Driving with Scott
On the way to Olema, California
In Sonoma, I am following the guidance I have been given to:
and Wait for the Answer
In the meantime, I am not making solid travel travel plans for the future until after the New Year holidays are over unless an opportunity arises that feels right.
I am preparing for future travel.
This morning, I ordered 3.4 oz travel size bottles for the few personal care items I carry, so that my stuff doesn't get thrown out by TSA at the airport. I remember getting frustrated watching an expensive bottle of suntan lotion which didn't pass the guidelines tossed into the garbage can at the check in on my way to a flight to Las Vegas several years ago. I haven't made that mistake again.
I've also ordered a pair of comfortable capri pants that I can wear in warm weather. I've updated two of the apps I will be using to book places to stay in between my volunteer and work opportunities. I will be using Hostelworld for the first time and Booking.com which Scott and I used through-out our travels together.
I watch myself take small steps towards the next part of the journey.

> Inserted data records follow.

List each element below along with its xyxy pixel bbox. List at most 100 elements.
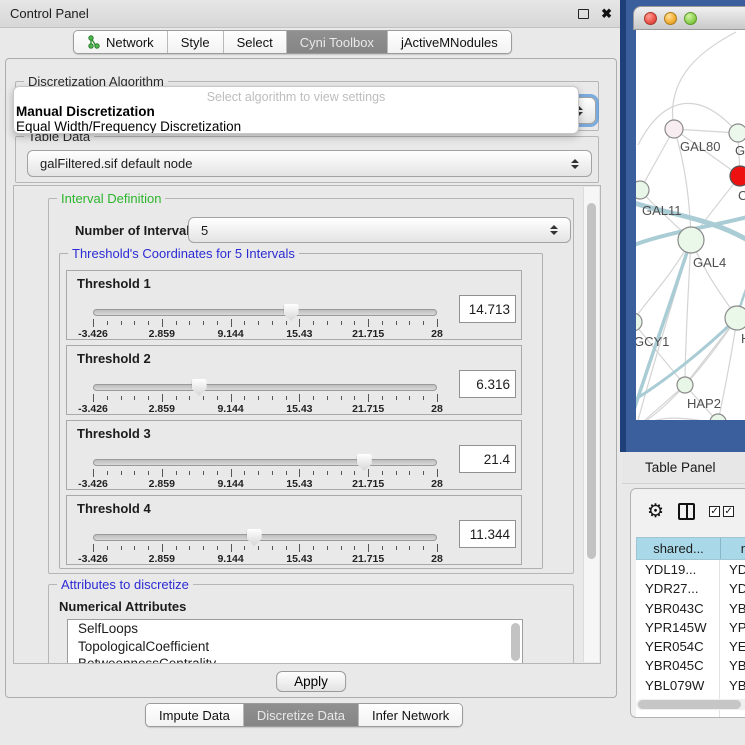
tick-mark: [299, 319, 300, 327]
tick-mark: [272, 321, 273, 325]
network-node[interactable]: [678, 227, 704, 253]
minimize-traffic-light-icon[interactable]: [664, 12, 677, 25]
table-row[interactable]: YDL19...YDL1: [636, 560, 745, 579]
table-row[interactable]: YPR145WYPR1: [636, 618, 745, 637]
close-traffic-light-icon[interactable]: [644, 12, 657, 25]
table-cell-shared-name: YBR043C: [636, 599, 720, 618]
horizontal-scrollbar-thumb[interactable]: [638, 700, 741, 709]
tick-label: -3.426: [78, 478, 108, 490]
tick-label: 28: [431, 403, 443, 415]
table-cell-shared-name: YPR145W: [636, 618, 720, 637]
table-header-row: shared... na: [636, 537, 745, 560]
tick-mark: [382, 546, 383, 550]
threshold-slider[interactable]: -3.4262.8599.14415.4321.71528: [93, 532, 437, 562]
tick-mark: [203, 321, 204, 325]
slider-tick-labels: -3.4262.8599.14415.4321.71528: [93, 478, 437, 489]
tab-network[interactable]: Network: [74, 31, 168, 53]
number-of-intervals-combobox[interactable]: 5: [188, 217, 571, 243]
table-cell-shared-name: YBL079W: [636, 676, 720, 695]
vertical-scrollbar-thumb[interactable]: [587, 203, 596, 559]
tick-mark: [409, 546, 410, 550]
tick-mark: [217, 321, 218, 325]
table-row[interactable]: YBR045CYBR0: [636, 656, 745, 675]
settings-scroll-panel: Interval Definition Number of Intervals …: [13, 185, 601, 664]
tick-mark: [107, 471, 108, 475]
attribute-list-item[interactable]: BetweennessCentrality: [68, 655, 522, 664]
tick-label: 28: [431, 328, 443, 340]
tab-select[interactable]: Select: [224, 31, 287, 53]
threshold-value-field[interactable]: 11.344: [459, 520, 516, 548]
threshold-slider[interactable]: -3.4262.8599.14415.4321.71528: [93, 382, 437, 412]
tick-mark: [368, 469, 369, 477]
close-icon[interactable]: ✖: [601, 6, 612, 22]
numerical-attributes-list[interactable]: SelfLoopsTopologicalCoefficientBetweenne…: [67, 619, 523, 664]
network-node[interactable]: [725, 306, 745, 330]
tick-mark: [423, 471, 424, 475]
apply-button[interactable]: Apply: [276, 671, 346, 692]
threshold-value-field[interactable]: 6.316: [459, 370, 516, 398]
network-node[interactable]: [665, 120, 683, 138]
checkbox-icon[interactable]: ✓: [709, 506, 720, 517]
tab-style[interactable]: Style: [168, 31, 224, 53]
tick-mark: [162, 469, 163, 477]
vertical-scrollbar[interactable]: [583, 187, 599, 662]
tab-discretize-data[interactable]: Discretize Data: [244, 704, 359, 726]
tick-label: 2.859: [149, 328, 175, 340]
tab-cyni-toolbox[interactable]: Cyni Toolbox: [287, 31, 388, 53]
table-row[interactable]: YBL079WYBL0: [636, 676, 745, 695]
table-panel-titlebar: Table Panel: [622, 452, 745, 484]
table-cell-name: YDR2: [720, 579, 745, 598]
network-node[interactable]: [730, 166, 745, 186]
horizontal-scrollbar[interactable]: [636, 699, 745, 710]
float-window-icon[interactable]: [578, 9, 589, 19]
network-node[interactable]: [636, 313, 642, 331]
column-header-name[interactable]: na: [721, 538, 745, 559]
network-icon: [87, 35, 101, 49]
threshold-slider[interactable]: -3.4262.8599.14415.4321.71528: [93, 457, 437, 487]
table-data-combobox[interactable]: galFiltered.sif default node: [27, 150, 592, 177]
network-node-label: G: [735, 143, 745, 158]
gear-icon[interactable]: ⚙: [647, 502, 664, 521]
tick-label: 2.859: [149, 403, 175, 415]
tick-mark: [272, 396, 273, 400]
network-canvas[interactable]: GAL80GCGAL11GAL4GCY1HHAP2: [636, 30, 745, 420]
columns-icon[interactable]: [678, 503, 695, 520]
checkbox-icon[interactable]: ✓: [723, 506, 734, 517]
tab-jactivemnodules[interactable]: jActiveMNodules: [388, 31, 511, 53]
tick-mark: [299, 544, 300, 552]
network-node[interactable]: [677, 377, 693, 393]
algorithm-option-equal-width[interactable]: Equal Width/Frequency Discretization: [14, 119, 578, 134]
tick-mark: [327, 321, 328, 325]
zoom-traffic-light-icon[interactable]: [684, 12, 697, 25]
tab-impute-data[interactable]: Impute Data: [146, 704, 244, 726]
algorithm-option-manual[interactable]: Manual Discretization: [14, 104, 578, 119]
tick-label: 15.43: [286, 478, 312, 490]
tick-mark: [189, 546, 190, 550]
table-row[interactable]: YBR043CYBR0: [636, 599, 745, 618]
threshold-slider[interactable]: -3.4262.8599.14415.4321.71528: [93, 307, 437, 337]
tick-mark: [299, 394, 300, 402]
network-node[interactable]: [636, 181, 649, 199]
table-cell-shared-name: YBR045C: [636, 656, 720, 675]
network-node[interactable]: [729, 124, 745, 142]
tick-mark: [286, 321, 287, 325]
table-row[interactable]: YDR27...YDR2: [636, 579, 745, 598]
threshold-value-field[interactable]: 21.4: [459, 445, 516, 473]
attribute-list-item[interactable]: TopologicalCoefficient: [68, 638, 522, 656]
table-row[interactable]: YIL052CYIL0: [636, 714, 745, 718]
table-data-group: Table Data galFiltered.sif default node: [15, 136, 599, 183]
tick-mark: [148, 321, 149, 325]
tick-mark: [396, 471, 397, 475]
tick-mark: [231, 469, 232, 477]
column-header-shared-name[interactable]: shared...: [637, 538, 721, 559]
table-row[interactable]: YER054CYER0: [636, 637, 745, 656]
threshold-value-field[interactable]: 14.713: [459, 295, 516, 323]
threshold-panel: Threshold 3-3.4262.8599.14415.4321.71528…: [66, 420, 522, 490]
tick-mark: [409, 321, 410, 325]
list-scrollbar-thumb[interactable]: [511, 623, 520, 661]
attribute-list-item[interactable]: SelfLoops: [68, 620, 522, 638]
tick-mark: [107, 321, 108, 325]
tick-mark: [244, 396, 245, 400]
tab-infer-network[interactable]: Infer Network: [359, 704, 462, 726]
table-cell-shared-name: YDR27...: [636, 579, 720, 598]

The immense pain I was feeling after Scott's death is subsiding, although a sorrow I carry remains. I feel that he is integrating within me. This is hard to explain, although, I have read other women having had the same experience as well. This makes me feel better and not so alone during this process. I talk to Scott everyday and feel him answering me within along with other forms of messages I receive. I also feel he is a part of me, infused in a way, that we are sharing experiences together. This might sound a bit "crazy", and I thank the other people out there who have lost their loved ones and partners expressing the same although very individual experiences as well.
“On the death of a friend, we should consider that the fates through confidence have devolved on us the task of a double living, that we have henceforth to fulfill the promise of our friend's life also, in our own, to the world.”